Radio for future è il programma di LifeGate Radio per ascoltare le parole dei giovani di Fridays for future che lottano contro la crisi climatica.

La radio è sempre stata la voce della ribellione, delle trasmissioni proibite e dei messaggi di speranza. Un punto fisso in mezzo ad un mondo che a volte cambia troppo velocemente. E anche oggi, con la crisi climatica che avanza senza sosta, questo ruolo si riconferma una volta di più.
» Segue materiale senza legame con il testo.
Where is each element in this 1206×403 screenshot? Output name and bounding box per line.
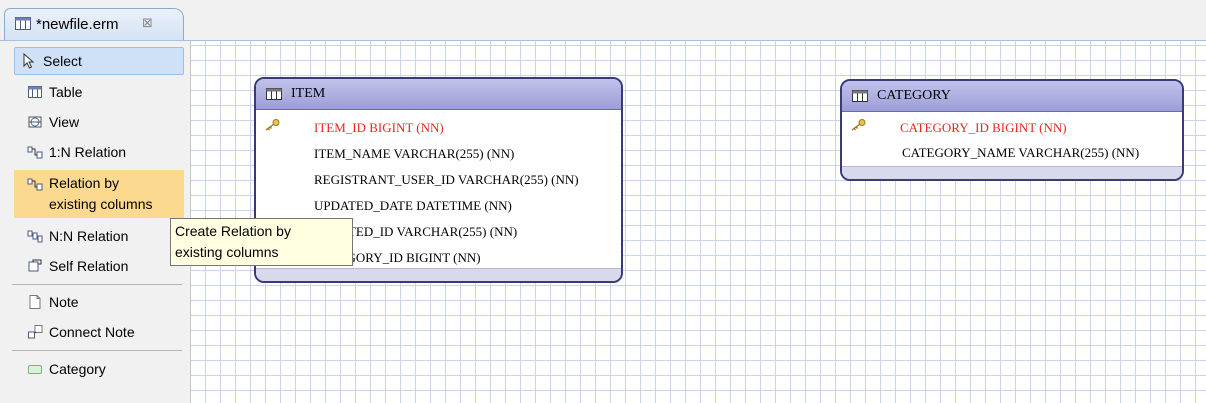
table-header: CATEGORY: [842, 81, 1182, 112]
palette-item-category[interactable]: Category: [14, 357, 184, 381]
connect-note-icon: [28, 325, 43, 339]
palette-item-label: View: [49, 114, 80, 130]
palette-item-label: 1:N Relation: [49, 144, 127, 160]
palette-item-select[interactable]: Select: [14, 47, 184, 75]
table-category[interactable]: CATEGORY CATEGORY_ID BIGINT (NN) CATEGOR…: [840, 79, 1184, 181]
palette-item-nn-relation[interactable]: N:N Relation: [14, 224, 184, 248]
palette-item-self-relation[interactable]: Self Relation: [14, 254, 184, 278]
palette-item-1n-relation[interactable]: 1:N Relation: [14, 140, 184, 164]
palette-item-label: Relation by existing columns: [49, 175, 153, 212]
table-name: ITEM: [291, 86, 326, 101]
palette-item-table[interactable]: Table: [14, 80, 184, 104]
table-icon: [266, 88, 282, 100]
column-row[interactable]: CATEGORY_ID BIGINT (NN): [842, 115, 1182, 140]
column-row[interactable]: CATEGORY_NAME VARCHAR(255) (NN): [842, 140, 1182, 165]
category-icon: [28, 365, 42, 374]
column-row[interactable]: REGISTRANT_USER_ID VARCHAR(255) (NN): [256, 167, 621, 193]
arrow-cursor-icon: [23, 53, 35, 69]
erm-file-icon: [15, 17, 31, 30]
table-icon: [28, 86, 42, 98]
column-text: ITEM_NAME VARCHAR(255) (NN): [314, 146, 515, 161]
tooltip-line: Create Relation by: [175, 223, 291, 239]
palette-item-label: Note: [49, 294, 79, 310]
palette-item-label: Select: [43, 53, 82, 69]
column-text: CATEGORY_ID BIGINT (NN): [900, 120, 1067, 135]
primary-key-icon: [851, 119, 866, 131]
palette-item-label: N:N Relation: [49, 228, 129, 244]
many-to-many-relation-icon: [27, 230, 43, 243]
column-text: UPDATED_DATE DATETIME (NN): [314, 198, 512, 213]
relation-existing-columns-icon: [27, 178, 43, 191]
table-name: CATEGORY: [877, 88, 951, 103]
note-icon: [29, 295, 41, 309]
column-text: ITEM_ID BIGINT (NN): [314, 120, 444, 135]
palette-item-label: Category: [49, 361, 106, 377]
palette-item-label: Connect Note: [49, 324, 135, 340]
column-text: CATEGORY_NAME VARCHAR(255) (NN): [902, 145, 1140, 160]
palette-item-relation-by-existing-columns[interactable]: Relation by existing columns: [14, 170, 184, 218]
editor-tab[interactable]: *newfile.erm ⊠: [4, 8, 184, 40]
editor-tab-strip: *newfile.erm ⊠: [0, 0, 1206, 41]
self-relation-icon: [28, 259, 42, 272]
palette-item-view[interactable]: View: [14, 110, 184, 134]
one-to-many-relation-icon: [27, 146, 43, 159]
primary-key-icon: [265, 119, 280, 131]
palette-item-label: Self Relation: [49, 258, 129, 274]
tooltip-line: existing columns: [175, 244, 279, 260]
palette-tooltip: Create Relation by existing columns: [170, 218, 353, 266]
column-text: REGISTRANT_USER_ID VARCHAR(255) (NN): [314, 172, 579, 187]
palette-separator: [12, 350, 182, 351]
tab-close-icon[interactable]: ⊠: [142, 15, 153, 31]
column-row[interactable]: UPDATED_DATE DATETIME (NN): [256, 193, 621, 219]
table-icon: [852, 90, 868, 102]
palette-item-connect-note[interactable]: Connect Note: [14, 320, 184, 344]
column-row[interactable]: ITEM_ID BIGINT (NN): [256, 115, 621, 141]
table-header: ITEM: [256, 79, 621, 110]
table-footer: [256, 268, 621, 281]
view-icon: [28, 116, 42, 128]
palette-item-label: Table: [49, 84, 83, 100]
tab-title: *newfile.erm: [36, 16, 119, 33]
tool-palette: Select Table View 1:N Relation Relation …: [0, 41, 191, 403]
table-footer: [842, 166, 1182, 179]
palette-item-note[interactable]: Note: [14, 290, 184, 314]
column-row[interactable]: ITEM_NAME VARCHAR(255) (NN): [256, 141, 621, 167]
palette-separator: [12, 284, 182, 285]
Malgrado l’immediatezza dei social sia indiscutibile e tremendamente comoda per diffondere le notizie, il fascino della radio non è mai tramontato. Per questo LifeGate Radio ha voluto creare Radio for future, un programma dedicato ai giovani che lottano per il clima. Un luogo dove possano sentirsi non solo rappresentati, ma soprattutto ascoltati e dove possano condividere notizie, azioni e aggiornamenti sulla protezione dell’ambiente.
Ascolta “Radio for Future” su Spreaker.

Perché è nato Radio for future

A cura di Giovanni Mori, uno dei rappresentanti nazionali di Fridays for future e membro del gruppo di Brescia, Radio for Future si pone come obiettivo di diffondere informazioni sull’ambiente, parlare degli argomenti caldi e soprattutto proporre soluzioni costruttive.

“Oltre alla voce delle nuove generazioni e al loro approccio artistico nell’affrontare la questione, ci interessa ascoltare anche le parole e la musica che meglio li rappresentano”, ha affermato il responsabile artistico di LifeGate Radio Giacomo De Poli.

L’ultimo venerdì di ogni mese, dalle 10:00 alle 14:00, sulle frequenze in Fm di Lombardia, Piemonte e Liguria e online in anteprima su Spreaker e Spotify, LifeGate Radio apre le proprie frequenze ai giovani di Friday for future, il movimento per il clima nato nel 2018 dalle proteste della studentessa svedese Greta Thunberg.

La terza puntata è andata in onda proprio venerdì 29, in concomitanza con il quarto sciopero mondiale per il clima. Una voce di speranza per coloro che, ancora una volta, erano in strada a protestare per un futuro migliore. “Il progetto nasce dalla volontà di ascoltare i ragazzi. I leader di domani infatti sono proprio i più giovani e saranno loro ad essere maggiormente sconvolti dai cambiamenti climatici”, ha dichiarato il direttore responsabile delle testate LifeGate Tommaso Perrone.